Q.: La Croatie sera-t-elle en mesure de trancher le nœud gordien? Pourra-t-elle utiliser sa position entre la Mitteleuropa et la Méditerranée de façon optimale?

 

TS: Notre classe moyenne et notre intelligentsia ont été totalement liquidées par la répression titiste après 1945. D'un point de vue sociobiologique, ce fut la pire catastrophe pour le peuple croate. La circulation optimale et normale des élites n'a plus été possible.
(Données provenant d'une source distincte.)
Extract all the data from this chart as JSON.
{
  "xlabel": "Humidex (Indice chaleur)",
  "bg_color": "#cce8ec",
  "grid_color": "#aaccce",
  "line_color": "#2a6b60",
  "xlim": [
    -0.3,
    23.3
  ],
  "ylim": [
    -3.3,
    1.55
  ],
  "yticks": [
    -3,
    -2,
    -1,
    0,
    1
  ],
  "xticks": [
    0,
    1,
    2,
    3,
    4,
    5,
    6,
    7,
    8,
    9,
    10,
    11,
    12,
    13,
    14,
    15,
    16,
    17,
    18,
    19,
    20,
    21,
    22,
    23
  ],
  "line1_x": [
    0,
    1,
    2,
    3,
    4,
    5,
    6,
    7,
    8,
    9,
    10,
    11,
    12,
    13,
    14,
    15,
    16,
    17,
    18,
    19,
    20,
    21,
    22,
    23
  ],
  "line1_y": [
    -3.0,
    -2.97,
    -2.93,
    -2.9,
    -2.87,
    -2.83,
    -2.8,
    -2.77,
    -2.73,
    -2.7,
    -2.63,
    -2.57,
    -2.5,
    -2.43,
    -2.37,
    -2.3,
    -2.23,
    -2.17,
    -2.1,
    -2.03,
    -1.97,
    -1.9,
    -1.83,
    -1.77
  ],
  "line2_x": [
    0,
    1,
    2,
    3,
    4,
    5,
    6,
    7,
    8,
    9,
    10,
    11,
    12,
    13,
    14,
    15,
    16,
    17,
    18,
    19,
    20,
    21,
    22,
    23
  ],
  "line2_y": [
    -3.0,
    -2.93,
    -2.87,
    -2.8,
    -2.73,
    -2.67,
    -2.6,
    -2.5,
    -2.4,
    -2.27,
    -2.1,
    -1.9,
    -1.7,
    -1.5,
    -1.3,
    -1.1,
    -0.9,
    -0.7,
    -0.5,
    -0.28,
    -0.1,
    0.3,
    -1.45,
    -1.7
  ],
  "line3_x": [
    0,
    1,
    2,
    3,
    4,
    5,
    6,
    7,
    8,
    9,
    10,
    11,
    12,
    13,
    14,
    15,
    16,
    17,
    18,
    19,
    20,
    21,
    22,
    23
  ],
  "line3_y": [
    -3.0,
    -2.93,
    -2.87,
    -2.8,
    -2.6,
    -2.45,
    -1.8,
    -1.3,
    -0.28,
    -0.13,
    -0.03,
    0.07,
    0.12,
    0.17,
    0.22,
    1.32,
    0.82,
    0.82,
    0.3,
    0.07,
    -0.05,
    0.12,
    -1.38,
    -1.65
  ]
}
L'“homo sovieticus” et l'“homo balkanicus” ont dominé le devant de la scène, au détriment de l'“homo mitteleuropeus”.

 

Q.: Comment voyez-vous les relations futures entre l'Etat croate et ses voisins dans les Balkans?

 

TS: Tout mariage forcé échoue. Deux fois au cours de ce siècle, le mariage entre la Croatie et la Yougoslavie a échoué. Il vaudrait mieux vivre avec les Serbes, les Bosniaques, les Albanais et les Macédoniens en bons voisins qu'en mauvais époux qui ne cessent de se quereller. Tous les peuples de l'ancienne et de l'actuelle Yougoslavie devraient pouvoir disposer de leur Etat. L'expérience yougoslave est un exemple d'école qui montre clairement l'échec de toute multiculture imposée de force.

 

Q.: Que se passera-t-il après Tudjman?

 

TS: L'avantage principal de Tudjman a été de dénoncer totalement l'historiographie propagandiste du yougo-communisme. Pour une grande partie, il a contribué à guérir le peuple croate et surtout sa jeunesse des affres de la falsification de l'histoire.

 

Q.: Docteur Sunic, nous vous remercions de nous avoir accordé cet entretien.

(propos recueillis le 13 décembre 1997).